In Substrait, all fields are dealt with on a positional basis. Field names are only used at the edge of a plan, for the purposes of naming fields for the outside world. Each operation returns a simple or compound data type. Additional operations can refer to data within that initial operation using field references. To reference a field, you use a reference based on the type of field position you want to reference.
|Reference Type||Properties||Type Applicability||Type return|
|Struct Field||Ordinal position. Zero-based. Only legal within the range of possible fields within a struct. Selecting an ordinal outside the applicable field range results in an invalid plan.||struct||Type of field referenced|
|Array Value||Array offset. Zero-based. Negative numbers can be used to describe an offset relative to the end of the array. For example, -1 means the last element in an array. Negative and positive overflows return null values (no wrapping).||list||type of list|
|Array Slice||Array offset and element count. Zero-based. Negative numbers can be used to describe an offset relative to the end of the array. For example, -1 means the last element in an array. Position does not wrap, nor does length.||list||Same type as original list|
|Map Key||A map value that is matched exactly against available map keys and returned. [TBD, can multiple matches occur?]||map||Value type of map|
|Map KeyExpression||A wildcard string that is matched against a simplified form of regular expressions.
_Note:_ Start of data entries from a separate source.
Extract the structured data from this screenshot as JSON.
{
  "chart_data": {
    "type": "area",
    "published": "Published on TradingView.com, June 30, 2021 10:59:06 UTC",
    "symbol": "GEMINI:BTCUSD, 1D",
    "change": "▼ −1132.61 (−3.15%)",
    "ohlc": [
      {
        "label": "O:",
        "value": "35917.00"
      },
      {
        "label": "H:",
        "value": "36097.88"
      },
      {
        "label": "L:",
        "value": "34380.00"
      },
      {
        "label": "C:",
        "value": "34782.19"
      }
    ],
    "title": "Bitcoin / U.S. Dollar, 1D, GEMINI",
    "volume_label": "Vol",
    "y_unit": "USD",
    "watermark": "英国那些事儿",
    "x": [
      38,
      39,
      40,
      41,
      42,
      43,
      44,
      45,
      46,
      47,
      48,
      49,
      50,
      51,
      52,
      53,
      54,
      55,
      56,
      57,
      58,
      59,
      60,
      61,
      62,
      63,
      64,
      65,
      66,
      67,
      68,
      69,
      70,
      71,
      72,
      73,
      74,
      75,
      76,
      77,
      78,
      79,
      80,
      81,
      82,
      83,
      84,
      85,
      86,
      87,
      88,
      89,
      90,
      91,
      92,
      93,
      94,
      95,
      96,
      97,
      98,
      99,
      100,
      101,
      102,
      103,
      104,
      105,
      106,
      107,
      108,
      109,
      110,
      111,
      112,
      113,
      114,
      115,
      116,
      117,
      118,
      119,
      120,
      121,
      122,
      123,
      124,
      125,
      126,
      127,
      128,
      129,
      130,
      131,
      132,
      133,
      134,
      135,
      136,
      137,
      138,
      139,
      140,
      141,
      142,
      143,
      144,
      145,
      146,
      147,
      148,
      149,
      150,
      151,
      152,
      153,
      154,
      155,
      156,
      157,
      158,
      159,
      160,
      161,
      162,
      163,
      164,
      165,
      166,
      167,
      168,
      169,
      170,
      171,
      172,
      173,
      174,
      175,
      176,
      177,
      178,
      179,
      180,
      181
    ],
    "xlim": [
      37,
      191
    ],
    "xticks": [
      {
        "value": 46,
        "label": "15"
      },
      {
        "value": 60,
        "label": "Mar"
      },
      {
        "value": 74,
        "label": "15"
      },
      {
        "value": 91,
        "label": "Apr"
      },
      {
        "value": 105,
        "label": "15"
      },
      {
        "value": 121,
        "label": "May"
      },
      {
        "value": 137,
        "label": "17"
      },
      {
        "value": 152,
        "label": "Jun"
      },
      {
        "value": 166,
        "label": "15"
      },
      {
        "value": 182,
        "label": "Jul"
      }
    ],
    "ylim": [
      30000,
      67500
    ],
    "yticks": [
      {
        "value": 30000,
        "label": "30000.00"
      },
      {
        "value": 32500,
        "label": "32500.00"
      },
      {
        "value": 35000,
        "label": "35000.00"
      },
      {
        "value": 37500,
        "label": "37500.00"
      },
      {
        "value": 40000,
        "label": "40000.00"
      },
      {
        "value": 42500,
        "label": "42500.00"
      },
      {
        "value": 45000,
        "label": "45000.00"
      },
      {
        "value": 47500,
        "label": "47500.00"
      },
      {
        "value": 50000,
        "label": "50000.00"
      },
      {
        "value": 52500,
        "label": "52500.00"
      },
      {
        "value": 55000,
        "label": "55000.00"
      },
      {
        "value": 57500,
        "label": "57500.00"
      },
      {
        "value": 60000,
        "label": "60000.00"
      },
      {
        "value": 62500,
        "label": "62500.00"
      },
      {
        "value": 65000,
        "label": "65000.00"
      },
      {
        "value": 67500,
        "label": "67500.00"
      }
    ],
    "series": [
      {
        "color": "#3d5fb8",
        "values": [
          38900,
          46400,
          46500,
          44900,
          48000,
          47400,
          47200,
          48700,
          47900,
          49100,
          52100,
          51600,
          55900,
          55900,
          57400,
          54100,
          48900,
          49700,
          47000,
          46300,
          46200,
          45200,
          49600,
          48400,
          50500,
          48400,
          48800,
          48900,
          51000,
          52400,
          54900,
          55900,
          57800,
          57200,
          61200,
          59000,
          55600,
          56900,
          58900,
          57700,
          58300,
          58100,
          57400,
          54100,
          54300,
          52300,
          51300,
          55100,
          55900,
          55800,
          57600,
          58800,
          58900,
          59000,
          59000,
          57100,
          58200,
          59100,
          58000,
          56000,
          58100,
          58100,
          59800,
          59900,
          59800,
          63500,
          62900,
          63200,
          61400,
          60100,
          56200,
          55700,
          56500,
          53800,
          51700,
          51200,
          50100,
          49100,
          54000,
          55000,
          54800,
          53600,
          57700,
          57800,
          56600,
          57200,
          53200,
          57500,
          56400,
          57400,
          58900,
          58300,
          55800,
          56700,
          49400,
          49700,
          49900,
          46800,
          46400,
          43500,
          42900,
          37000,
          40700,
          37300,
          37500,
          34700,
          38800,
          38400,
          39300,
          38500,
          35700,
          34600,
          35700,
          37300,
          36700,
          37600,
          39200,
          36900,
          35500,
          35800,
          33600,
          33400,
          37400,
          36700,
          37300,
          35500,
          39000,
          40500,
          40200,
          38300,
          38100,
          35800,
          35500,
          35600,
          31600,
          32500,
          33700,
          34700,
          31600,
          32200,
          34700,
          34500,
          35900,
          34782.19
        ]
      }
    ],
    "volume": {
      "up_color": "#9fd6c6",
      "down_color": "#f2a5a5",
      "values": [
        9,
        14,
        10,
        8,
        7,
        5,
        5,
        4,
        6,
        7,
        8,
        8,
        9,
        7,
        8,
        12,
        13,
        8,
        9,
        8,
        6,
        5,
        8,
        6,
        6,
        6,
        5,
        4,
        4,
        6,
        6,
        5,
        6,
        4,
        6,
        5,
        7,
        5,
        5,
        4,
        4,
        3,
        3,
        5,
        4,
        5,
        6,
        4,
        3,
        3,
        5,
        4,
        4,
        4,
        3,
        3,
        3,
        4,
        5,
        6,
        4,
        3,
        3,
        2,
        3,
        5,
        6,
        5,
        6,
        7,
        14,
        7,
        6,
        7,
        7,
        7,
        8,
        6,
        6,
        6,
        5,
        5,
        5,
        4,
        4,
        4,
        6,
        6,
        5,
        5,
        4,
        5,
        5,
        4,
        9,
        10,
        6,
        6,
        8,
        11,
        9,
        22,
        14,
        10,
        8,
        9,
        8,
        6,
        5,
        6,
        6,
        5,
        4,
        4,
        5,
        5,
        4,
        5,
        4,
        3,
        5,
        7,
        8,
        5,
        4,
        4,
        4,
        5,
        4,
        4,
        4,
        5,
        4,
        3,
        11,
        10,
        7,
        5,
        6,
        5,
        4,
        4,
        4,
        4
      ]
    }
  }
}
Requires the key type of the map to be a character type. [Format detail needed, intention to include basic regex concepts such as greedy/non-greedy.]||map||List of map value type|
|Masked Complex Expression||An expression that provides a mask over a schema declaring which portions of the schema should be presented. This allows a user to select a portion of a complex object but mask certain subsections of that same object.||any||any|
References are typically constructed as a sequence. For example: [struct position 0, struct position 1, array offset 2, array slice 1..3].
References must validate against the schema of the record being referenced. If not, an error is expected.
Masked Complex Expression¶
A masked complex expression is used to do a subselection of a portion of a complex record. It allows a user to specify the portion of the complex object to consume. Imagine you have a schema of (note that structs are lists of fields here, as they are in general in Substrait as field names are not used internally in Substrait):
struct: - struct: - integer - list: struct: - i32 - string - string - i32 - i16 - i32 - i64
Given this schema, you could declare a mask in pseudocode, such as:
0:[0,1:[..5:[0,2]]],2,3 OR 0: - 0 - 1: ..5: -0 -2 2 3
This mask states that we would like to include fields 0 2 and 3 at the top-level. Within field 0, we want to include subfields 0 and 1. For subfield 0.1, we want to include up to only the first 5 records in the array and only includes fields 0 and 2 within the struct within that array. The resulting schema would be:
struct: - struct: - integer - list: struct: - i32 - string - i32 - i64
By default, when only a single field is selected from a struct, that struct is removed. When only a single element is removed from a list, the list is removed. A user can also configure the mask to avoid unwrapping in these cases. [TBD how we express this in the serialization formats.]
- Should we support column reordering/positioning using a masked complex expression? (Right now, you can only mask things out.)